The given problem consists of two steps that need to be completed efficiently. In the first step, we iterate through the nums array and apply an operation where, if nums[i] == nums[i+1], we multiply nums[i] by 2 and set nums[i+1] to 0. Otherwise, we skip the operation and move to the next element. This step can be achievedin O(n) time complexity by simply traversing the array once and performing the necessary modification.

After this, we need to move all the zeros generated to the end of the list. This can be done using the two-pointer method, where we keep a pointer to track the next zero, and swap it with a non-zero element when encountered. This ensures that all non-zero values are shifted forward while pushing the zeros to the right. Since this method runs in a single pass, its time complexity is O(n) as well.
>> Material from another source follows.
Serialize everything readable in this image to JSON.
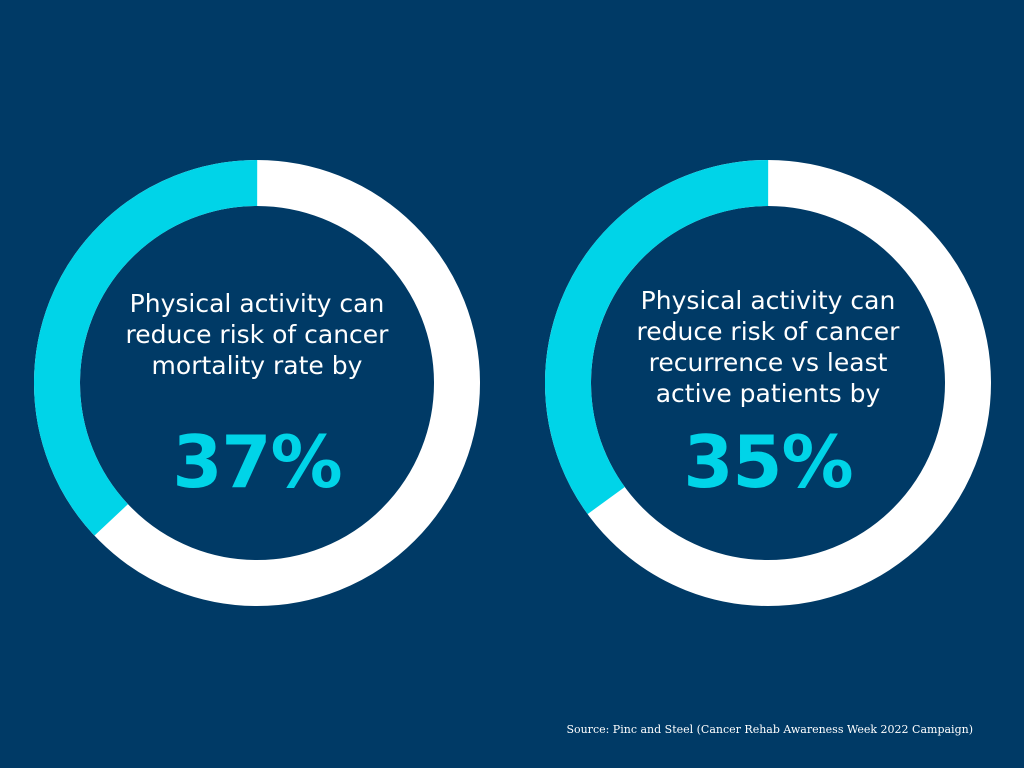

The code for the solution is as below:

class Solution:
    def applyOperations(self, nums: List[int]) -> List[int]:
        # Time Complexity: O(n)
        # Space Complexity: O(1)        
        # perform the operations
        for i in range(0,len(nums)-1):
            if nums[i] == nums[i+1]:
                nums[i] *= 2
                nums[i+1] = 0
        # shift the zeros
        zero_pos = 0
        for i in range(len(nums)):
            if nums[i] != 0:
                nums[i], nums[zero_pos] = nums[zero_pos], nums[i]
                zero_pos+=1

        return nums

Complexity Analysis

The first step, where we modify elements based on their adjacent values, runs in O(n) since we process each element once. The second step, which moves zeros to the end using the two-pointer method, also runs in O(n). Since both operations are performed sequentially, the overall time complexity remains O(n) + O(n) = O(n)

The solution operates in-place, meaning no additional data structures are used beyond a few extra variables for tracking indices. Therefore, the space complexity is O(1).